Training 300 epochs of a small neural network on 100,000 rows takes a few minutes. You will not see progress output during training — the cell will appear to hang. That is expected. Do not interrupt it.

Check the training history¶

# Inspect validation deviance curves
val_histories = detector.cann.val_deviance_history

fig, axes = plt.subplots(1, 3, figsize=(15, 4))
for i, history in enumerate(val_histories):
    axes[i].plot(history)
    axes[i].set_title(f"Ensemble run {i+1}")
    axes[i].set_xlabel("Epoch")
    axes[i].set_ylabel("Validation deviance")
    axes[i].axvline(x=np.argmin(history), color="red", linestyle="--", alpha=0.5, label=f"Best: epoch {np.argmin(history)}")
    axes[i].legend()

plt.tight_layout()
plt.show()

# Print where each run stopped
for i, history in enumerate(val_histories):
    best_epoch = int(np.argmin(history))
    best_val   = min(history)
    print(f"Run {i+1}: best epoch {best_epoch}, val deviance {best_val:.4f}")
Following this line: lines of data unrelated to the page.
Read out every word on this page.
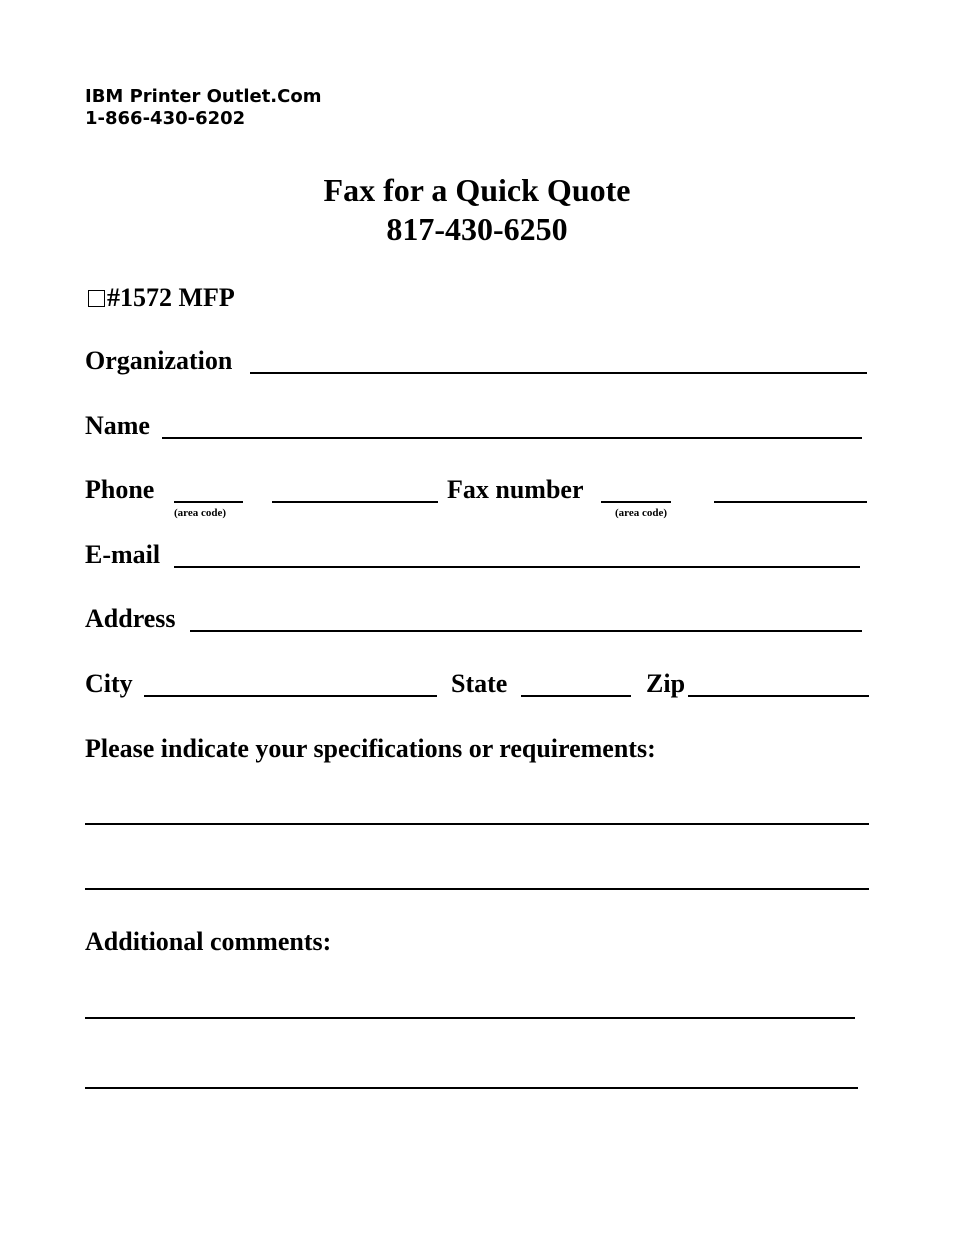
IBM Printer Outlet.Com
1-866-430-6202
Fax for a Quick Quote
817-430-6250
#1572 MFP
Organization
Name
Phone
(area code)
Fax number
(area code)
E-mail
Address
City	State	Zip
Please indicate your specifications or requirements:
Additional comments:
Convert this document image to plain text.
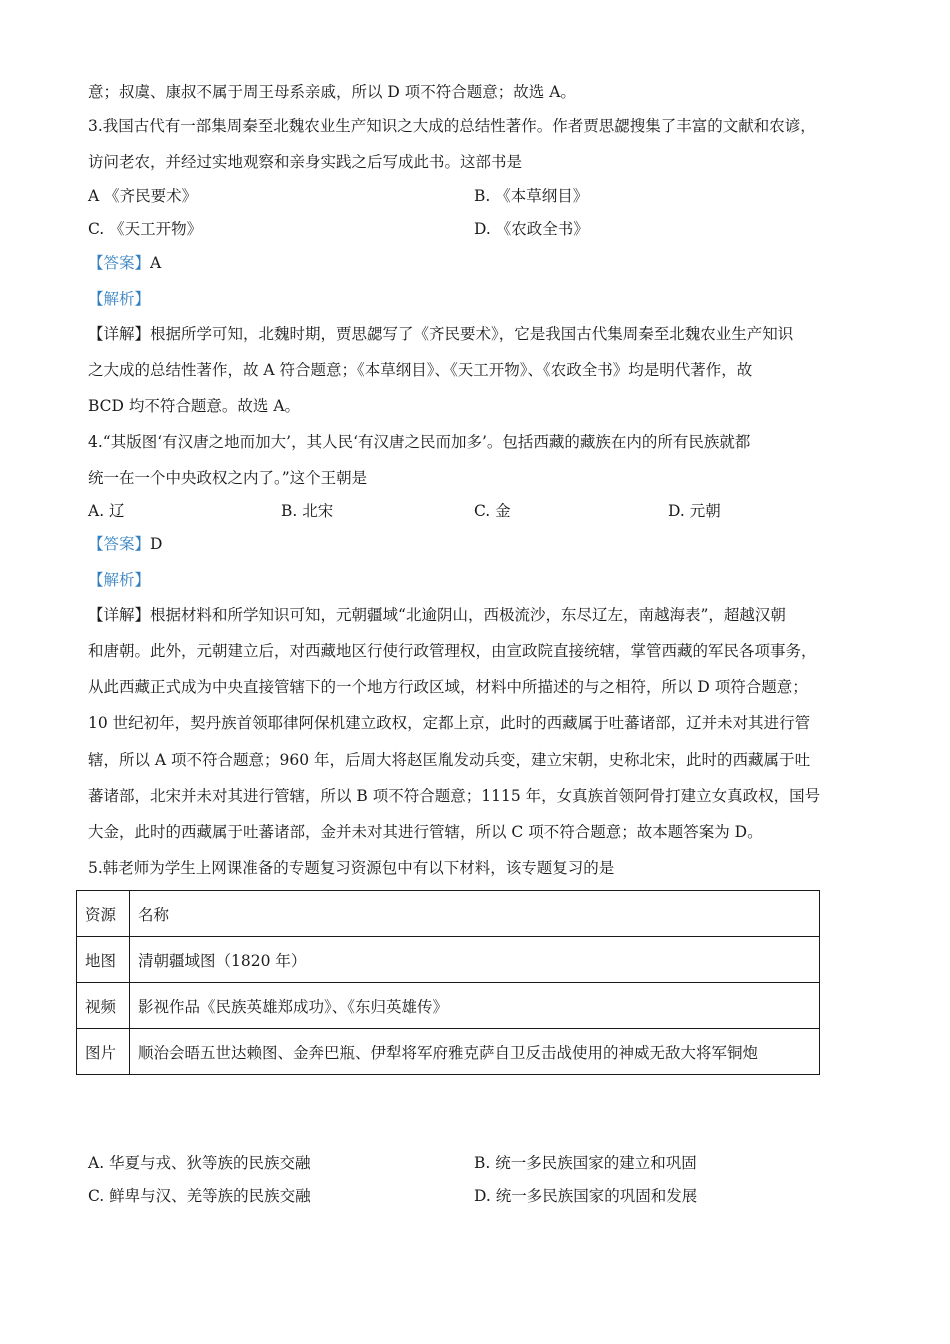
意；叔虞、康叔不属于周王母系亲戚，所以 D 项不符合题意；故选 A。
3.我国古代有一部集周秦至北魏农业生产知识之大成的总结性著作。作者贾思勰搜集了丰富的文献和农谚，
访问老农，并经过实地观察和亲身实践之后写成此书。这部书是
A 《齐民要术》	B. 《本草纲目》
C. 《天工开物》	D. 《农政全书》
【答案】A
【解析】
【详解】根据所学可知，北魏时期，贾思勰写了《齐民要术》，它是我国古代集周秦至北魏农业生产知识
之大成的总结性著作，故 A 符合题意；《本草纲目》、《天工开物》、《农政全书》均是明代著作，故
BCD 均不符合题意。故选 A。
4.“其版图‘有汉唐之地而加大’，其人民‘有汉唐之民而加多’。包括西藏的藏族在内的所有民族就都
统一在一个中央政权之内了。”这个王朝是
A. 辽	B. 北宋	C. 金	D. 元朝
【答案】D
【解析】
【详解】根据材料和所学知识可知，元朝疆域“北逾阴山，西极流沙，东尽辽左，南越海表”，超越汉朝
和唐朝。此外，元朝建立后，对西藏地区行使行政管理权，由宣政院直接统辖，掌管西藏的军民各项事务，
从此西藏正式成为中央直接管辖下的一个地方行政区域，材料中所描述的与之相符，所以 D 项符合题意；
10 世纪初年，契丹族首领耶律阿保机建立政权，定都上京，此时的西藏属于吐蕃诸部，辽并未对其进行管
辖，所以 A 项不符合题意；960 年，后周大将赵匡胤发动兵变，建立宋朝，史称北宋，此时的西藏属于吐
蕃诸部，北宋并未对其进行管辖，所以 B 项不符合题意；1115 年，女真族首领阿骨打建立女真政权，国号
大金，此时的西藏属于吐蕃诸部，金并未对其进行管辖，所以 C 项不符合题意；故本题答案为 D。
5.韩老师为学生上网课准备的专题复习资源包中有以下材料，该专题复习的是
资源	名称
地图	清朝疆域图（1820 年）
视频	影视作品《民族英雄郑成功》、《东归英雄传》
图片	顺治会晤五世达赖图、金奔巴瓶、伊犁将军府雅克萨自卫反击战使用的神威无敌大将军铜炮
A. 华夏与戎、狄等族的民族交融	B. 统一多民族国家的建立和巩固
C. 鲜卑与汉、羌等族的民族交融	D. 统一多民族国家的巩固和发展
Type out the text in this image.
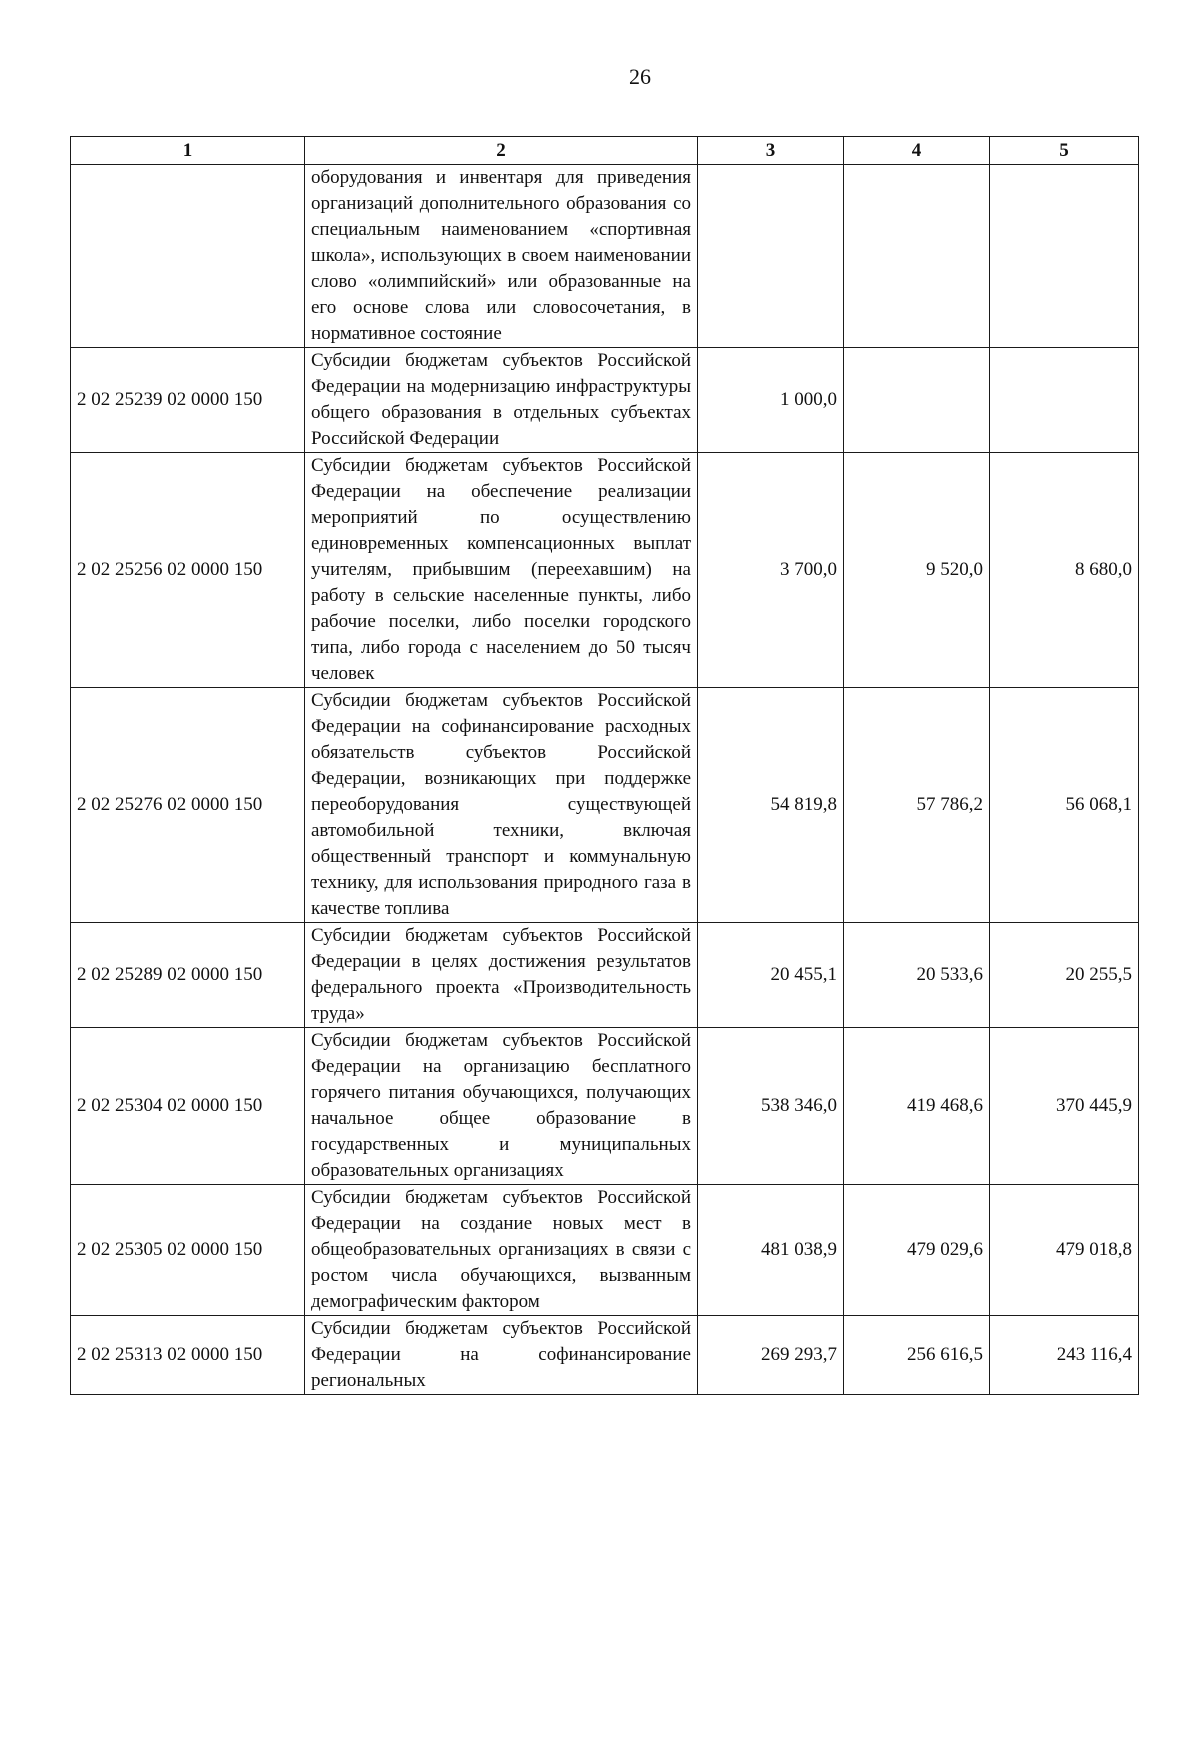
26
1	2	3	4	5
	оборудования и инвентаря для приведения организаций дополнительного образования со специальным наименованием «спортивная школа», использующих в своем наименовании слово «олимпийский» или образованные на его основе слова или словосочетания, в нормативное состояние			
2 02 25239 02 0000 150	Субсидии бюджетам субъектов Российской Федерации на модернизацию инфраструктуры общего образования в отдельных субъектах Российской Федерации	1 000,0		
2 02 25256 02 0000 150	Субсидии бюджетам субъектов Российской Федерации на обеспечение реализации мероприятий по осуществлению единовременных компенсационных выплат учителям, прибывшим (переехавшим) на работу в сельские населенные пункты, либо рабочие поселки, либо поселки городского типа, либо города с населением до 50 тысяч человек	3 700,0	9 520,0	8 680,0
2 02 25276 02 0000 150	Субсидии бюджетам субъектов Российской Федерации на софинансирование расходных обязательств субъектов Российской Федерации, возникающих при поддержке переоборудования существующей автомобильной техники, включая общественный транспорт и коммунальную технику, для использования природного газа в качестве топлива	54 819,8	57 786,2	56 068,1
2 02 25289 02 0000 150	Субсидии бюджетам субъектов Российской Федерации в целях достижения результатов федерального проекта «Производительность труда»	20 455,1	20 533,6	20 255,5
2 02 25304 02 0000 150	Субсидии бюджетам субъектов Российской Федерации на организацию бесплатного горячего питания обучающихся, получающих начальное общее образование в государственных и муниципальных образовательных организациях	538 346,0	419 468,6	370 445,9
2 02 25305 02 0000 150	Субсидии бюджетам субъектов Российской Федерации на создание новых мест в общеобразовательных организациях в связи с ростом числа обучающихся, вызванным демографическим фактором	481 038,9	479 029,6	479 018,8
2 02 25313 02 0000 150	Субсидии бюджетам субъектов Российской Федерации на софинансирование региональных	269 293,7	256 616,5	243 116,4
What to look for: Each run's validation deviance should decrease steadily then plateau. The red dashed line marks the best epoch, after which early stopping patience began. If the best epoch is near epoch 1 or 2, the CANN is not learning — which could mean your GLM predictions mu_glm are missing or incorrectly scaled (they should be on the response scale, not log scale).

If the deviance never improves from epoch 0, check that glm_predictions is np.ndarray of positive values summing approximately to y.sum().